Quantum materials are governed by the interactions between electrons at the microscopic level. These electronic correlations lead to unusual phenomena like high-temperature superconductivity or complex magnetic states, and quantum correlations give rise to new electronic states.

In the case of two electrons, there are two entangled states known as singlet and triplet states. Supplying energy to the electron system can excite it from the singlet to the triplet state. In some cases, this excitation can propagate through a material in an entanglement wave known as a triplon. These excitations are not present in conventional magnetic materials, and measuring them has remained an open challenge in quantum materials.

The team's triplon experiments

In the new study, the team used small organic molecules to create an artificial quantum material with unusual magnetic properties. Each of the cobalt-phthalocyanine molecules used in the experiment contains two frontier electrons.

"Using very simple molecular building blocks, we are able to engineer and probe this complex quantum magnet in a way that has never been done before, revealing phenomena not found in its independent parts," Drost says. "While magnetic excitations in isolated atoms have long been observed using scanning tunneling spectroscopy, it has never been accomplished with propagating triplons."

"We use these molecules to bundle electrons together, we pack them into a tight space and force them to interact," continues Drost. "Looking into such a molecule from the outside, we will see the joint physics of both electrons.
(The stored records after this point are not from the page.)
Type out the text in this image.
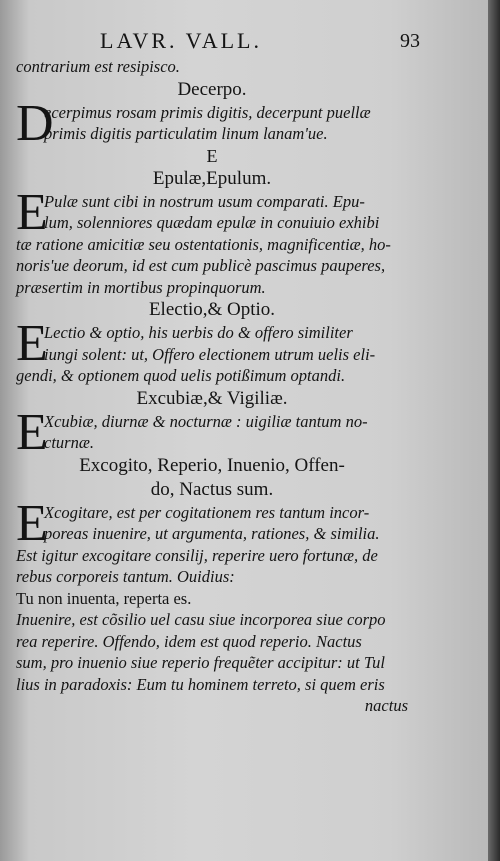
LAVR. VALL.	93
contrarium est resipisco.
Decerpo.
D
ecerpimus rosam primis digitis, decerpunt puellæ
primis digitis particulatim linum lanam'ue.
E
Epulæ,Epulum.
E
Pulæ sunt cibi in nostrum usum comparati. Epu-
lum, solenniores quædam epulæ in conuiuio exhibi
tæ ratione amicitiæ seu ostentationis, magnificentiæ, ho-
noris'ue deorum, id est cum publicè pascimus pauperes,
præsertim in mortibus propinquorum.
Electio,& Optio.
E
Lectio & optio, his uerbis do & offero similiter
iungi solent: ut, Offero electionem utrum uelis eli-
gendi, & optionem quod uelis potißimum optandi.
Excubiæ,& Vigiliæ.
E
Xcubiæ, diurnæ & nocturnæ : uigiliæ tantum no-
cturnæ.
Excogito, Reperio, Inuenio, Offen-
do, Nactus sum.
E
Xcogitare, est per cogitationem res tantum incor-
poreas inuenire, ut argumenta, rationes, & similia.
Est igitur excogitare consilij, reperire uero fortunæ, de
rebus corporeis tantum. Ouidius:
Tu non inuenta, reperta es.
Inuenire, est cõsilio uel casu siue incorporea siue corpo
rea reperire. Offendo, idem est quod reperio. Nactus
sum, pro inuenio siue reperio frequẽter accipitur: ut Tul
lius in paradoxis: Eum tu hominem terreto, si quem eris
nactus
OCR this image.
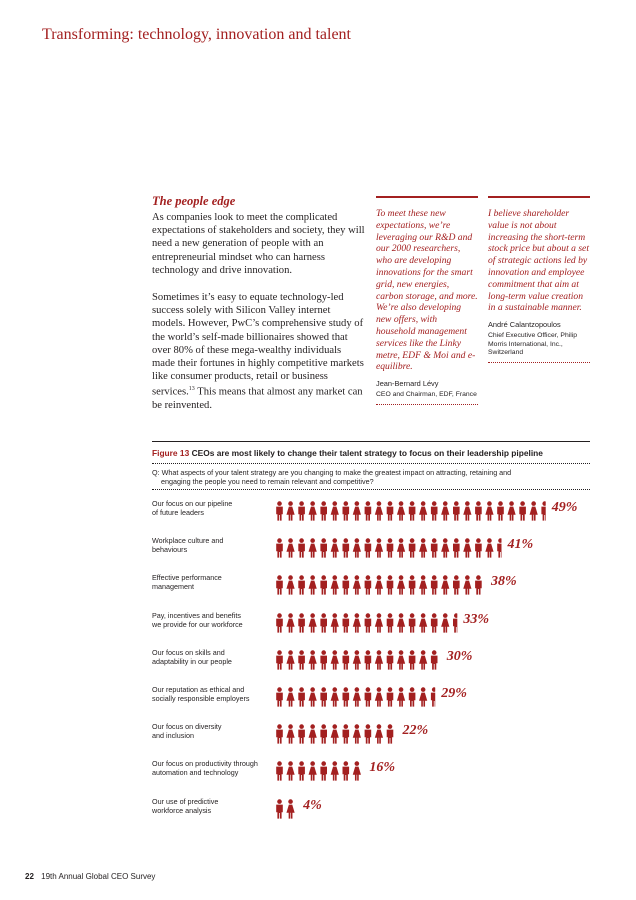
Transforming: technology, innovation and talent
The people edge

As companies look to meet the complicated expectations of stakeholders and society, they will need a new generation of people with an entrepreneurial mindset who can harness technology and drive innovation.

Sometimes it’s easy to equate technology-led success solely with Silicon Valley internet models. However, PwC’s comprehensive study of the world’s self-made billionaires showed that over 80% of these mega-wealthy individuals made their fortunes in highly competitive markets like consumer products, retail or business services.$^{13}$ This means that almost any market can be reinvented.

To meet these new expectations, we’re leveraging our R&D and our 2000 researchers, who are developing innovations for the smart grid, new energies, carbon storage, and more. We’re also developing new offers, with household management services like the Linky metre, EDF & Moi and e-equilibre.
Jean-Bernard Lévy
CEO and Chairman, EDF, France
I believe shareholder value is not about increasing the short-term stock price but about a set of strategic actions led by innovation and employee commitment that aim at long-term value creation in a sustainable manner.
André Calantzopoulos
Chief Executive Officer, Philip Morris International, Inc., Switzerland
Figure 13 CEOs are most likely to change their talent strategy to focus on their leadership pipeline
Q: What aspects of your talent strategy are you changing to make the greatest impact on attracting, retaining and
engaging the people you need to remain relevant and competitive?
Our focus on our pipeline
of future leaders	49%
Workplace culture and
behaviours	41%
Effective performance
management	38%
Pay, incentives and benefits
we provide for our workforce	33%
Our focus on skills and
adaptability in our people	30%
Our reputation as ethical and
socially responsible employers	29%
Our focus on diversity
and inclusion	22%
Our focus on productivity through
automation and technology	16%
Our use of predictive
workforce analysis	4%
22 19th Annual Global CEO Survey
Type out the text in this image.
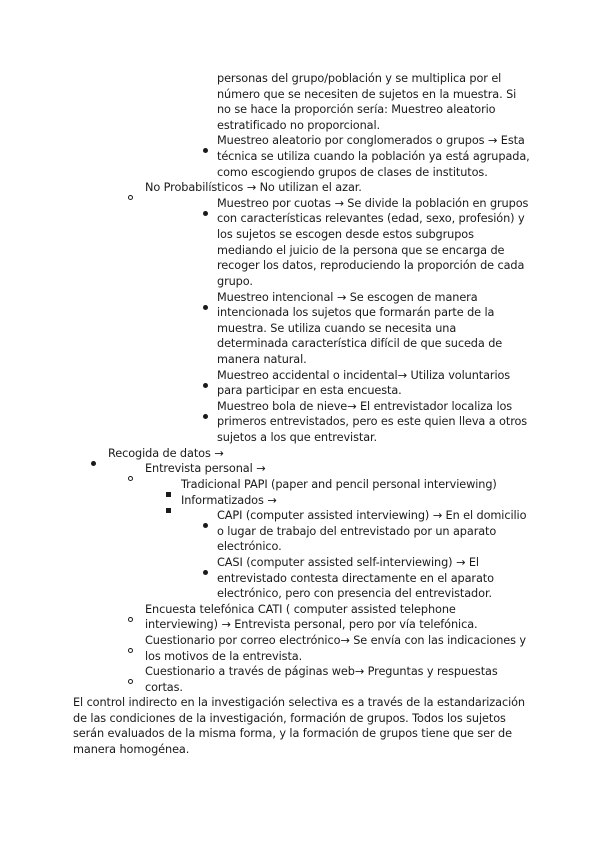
personas del grupo/población y se multiplica por el
número que se necesiten de sujetos en la muestra. Si
no se hace la proporción sería: Muestreo aleatorio
estratificado no proporcional.
Muestreo aleatorio por conglomerados o grupos → Esta
técnica se utiliza cuando la población ya está agrupada,
como escogiendo grupos de clases de institutos.
No Probabilísticos → No utilizan el azar.
Muestreo por cuotas → Se divide la población en grupos
con características relevantes (edad, sexo, profesión) y
los sujetos se escogen desde estos subgrupos
mediando el juicio de la persona que se encarga de
recoger los datos, reproduciendo la proporción de cada
grupo.
Muestreo intencional → Se escogen de manera
intencionada los sujetos que formarán parte de la
muestra. Se utiliza cuando se necesita una
determinada característica difícil de que suceda de
manera natural.
Muestreo accidental o incidental→ Utiliza voluntarios
para participar en esta encuesta.
Muestreo bola de nieve→ El entrevistador localiza los
primeros entrevistados, pero es este quien lleva a otros
sujetos a los que entrevistar.
Recogida de datos →
Entrevista personal →
Tradicional PAPI (paper and pencil personal interviewing)
Informatizados →
CAPI (computer assisted interviewing) → En el domicilio
o lugar de trabajo del entrevistado por un aparato
electrónico.
CASI (computer assisted self-interviewing) → El
entrevistado contesta directamente en el aparato
electrónico, pero con presencia del entrevistador.
Encuesta telefónica CATI ( computer assisted telephone
interviewing) → Entrevista personal, pero por vía telefónica.
Cuestionario por correo electrónico→ Se envía con las indicaciones y
los motivos de la entrevista.
Cuestionario a través de páginas web→ Preguntas y respuestas
cortas.
El control indirecto en la investigación selectiva es a través de la estandarización
de las condiciones de la investigación, formación de grupos. Todos los sujetos
serán evaluados de la misma forma, y la formación de grupos tiene que ser de
manera homogénea.
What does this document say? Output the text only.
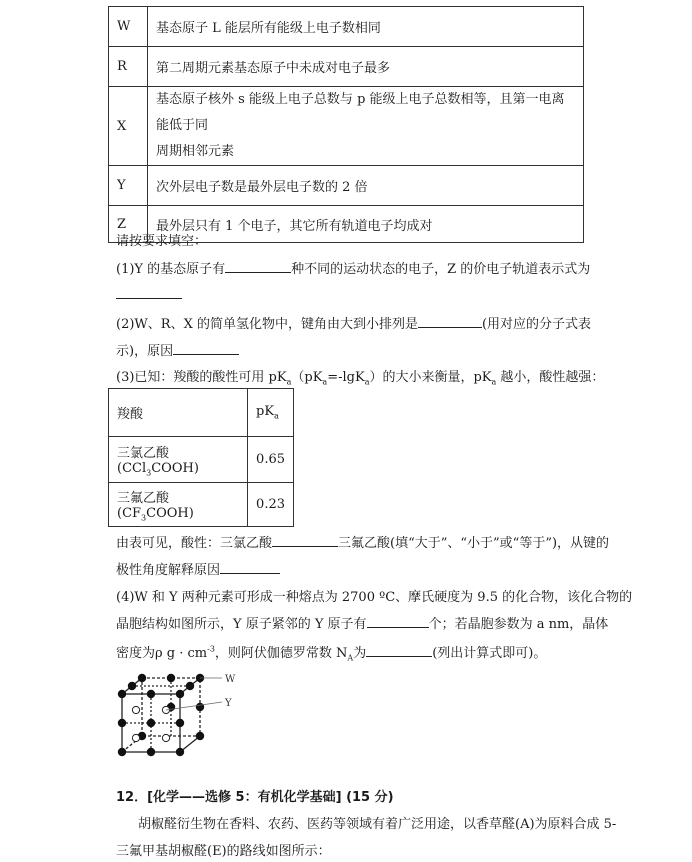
W	基态原子 L 能层所有能级上电子数相同
R	第二周期元素基态原子中未成对电子最多
X	基态原子核外 s 能级上电子总数与 p 能级上电子总数相等，且第一电离能低于同
周期相邻元素
Y	次外层电子数是最外层电子数的 2 倍
Z	最外层只有 1 个电子，其它所有轨道电子均成对
请按要求填空：
(1)Y 的基态原子有	种不同的运动状态的电子，Z 的价电子轨道表示式为
(2)W、R、X 的简单氢化物中，键角由大到小排列是	(用对应的分子式表
示)，原因
(3)已知：羧酸的酸性可用 $pK_a(pK_a=-\lg K_a)$的大小来衡量，$pK_a$ 越小，酸性越强：
羧酸	$pK_a$
三氯乙酸(CCl$_3$COOH)	0.65
三氟乙酸$(CF_3COOH)$	0.23
由表可见，酸性：三氯乙酸	三氟乙酸(填“大于”、“小于”或“等于”)，从键的
极性角度解释原因
(4)W 和 Y 两种元素可形成一种熔点为 2700 ºC、摩氏硬度为 9.5 的化合物，该化合物的
晶胞结构如图所示，Y 原子紧邻的 Y 原子有	个；若晶胞参数为 a nm，晶体
密度为ρ $g \cdot cm^{-3}$，则阿伏伽德罗常数 $N_A$为	(列出计算式即可)。
W
Y
12．[化学——选修 5：有机化学基础] (15 分)
胡椒醛衍生物在香料、农药、医药等领域有着广泛用途，以香草醛(A)为原料合成 5-
三氟甲基胡椒醛(E)的路线如图所示：
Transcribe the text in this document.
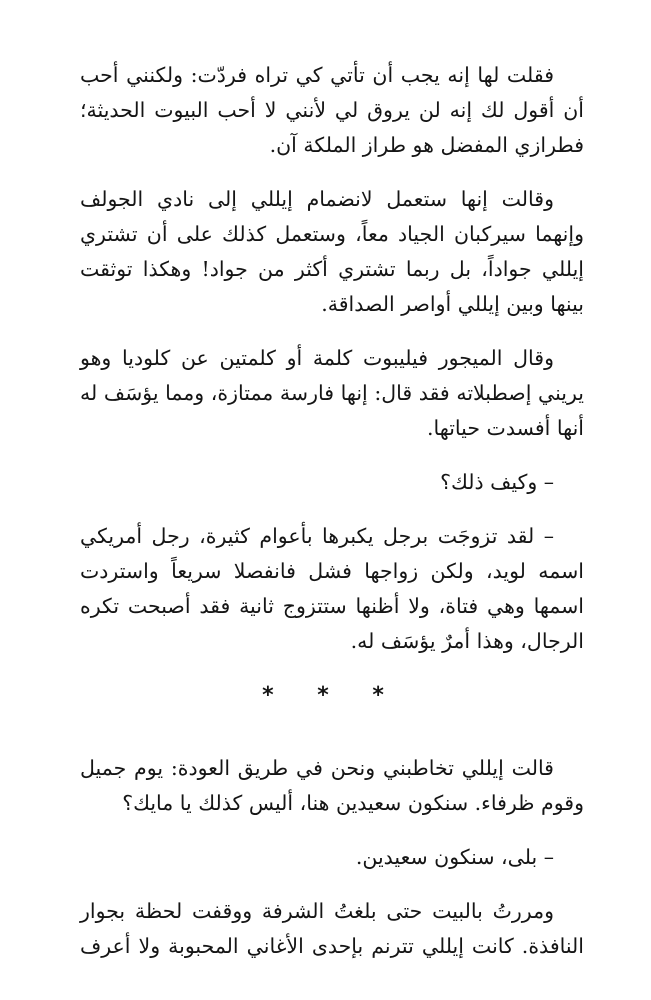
فقلت لها إنه يجب أن تأتي كي تراه فردّت: ولكنني أحب
أن أقول لك إنه لن يروق لي لأنني لا أحب البيوت الحديثة؛
فطرازي المفضل هو طراز الملكة آن.

وقالت إنها ستعمل لانضمام إيللي إلى نادي الجولف
وإنهما سيركبان الجياد معاً، وستعمل كذلك على أن تشتري
إيللي جواداً، بل ربما تشتري أكثر من جواد! وهكذا توثقت
بينها وبين إيللي أواصر الصداقة.

وقال الميجور فيليبوت كلمة أو كلمتين عن كلوديا وهو
يريني إصطبلاته فقد قال: إنها فارسة ممتازة، ومما يؤسَف له
أنها أفسدت حياتها.

– وكيف ذلك؟

– لقد تزوجَت برجل يكبرها بأعوام كثيرة، رجل أمريكي
اسمه لويد، ولكن زواجها فشل فانفصلا سريعاً واستردت
اسمها وهي فتاة، ولا أظنها ستتزوج ثانية فقد أصبحت تكره
الرجال، وهذا أمرٌ يؤسَف له.

* * *

قالت إيللي تخاطبني ونحن في طريق العودة: يوم جميل
وقوم ظرفاء. سنكون سعيدين هنا، أليس كذلك يا مايك؟

– بلى، سنكون سعيدين.

ومررتُ بالبيت حتى بلغتُ الشرفة ووقفت لحظة بجوار
النافذة. كانت إيللي تترنم بإحدى الأغاني المحبوبة ولا أعرف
Because our fundamental building block now contains two electrons, rather than one, we see a very different kind of physics."

The team monitored magnetic excitations first in individual cobalt-phthalocyanine molecules and later in larger structures like molecular chains and islands. By starting with the very simple and working towards increasing complexity, the researchers hope to understand emergent behavior in quantum materials. In the present study, the team could demonstrate that the singlet-triplet excitations of their building blocks can traverse molecular networks as exotic magnetic quasiparticles known as triplons.

"We show that we can create an exotic quantum magnetic excitation in an artificial material. This strategy shows that we can rationally design material platforms that open up new possibilities in quantum technologies," says Assistant Professor Jose Lado, one of the study's co-authors, who heads the Correlated Quantum Materials research group at Aalto University.

The team plans to extend their approach towards more complex building blocks to design other exotic magnetic excitations and ordering in quantum materials. Rational design from simple ingredients will not only help understand the complex physics of correlated electron systems but also establish new platforms for designer quantum materials.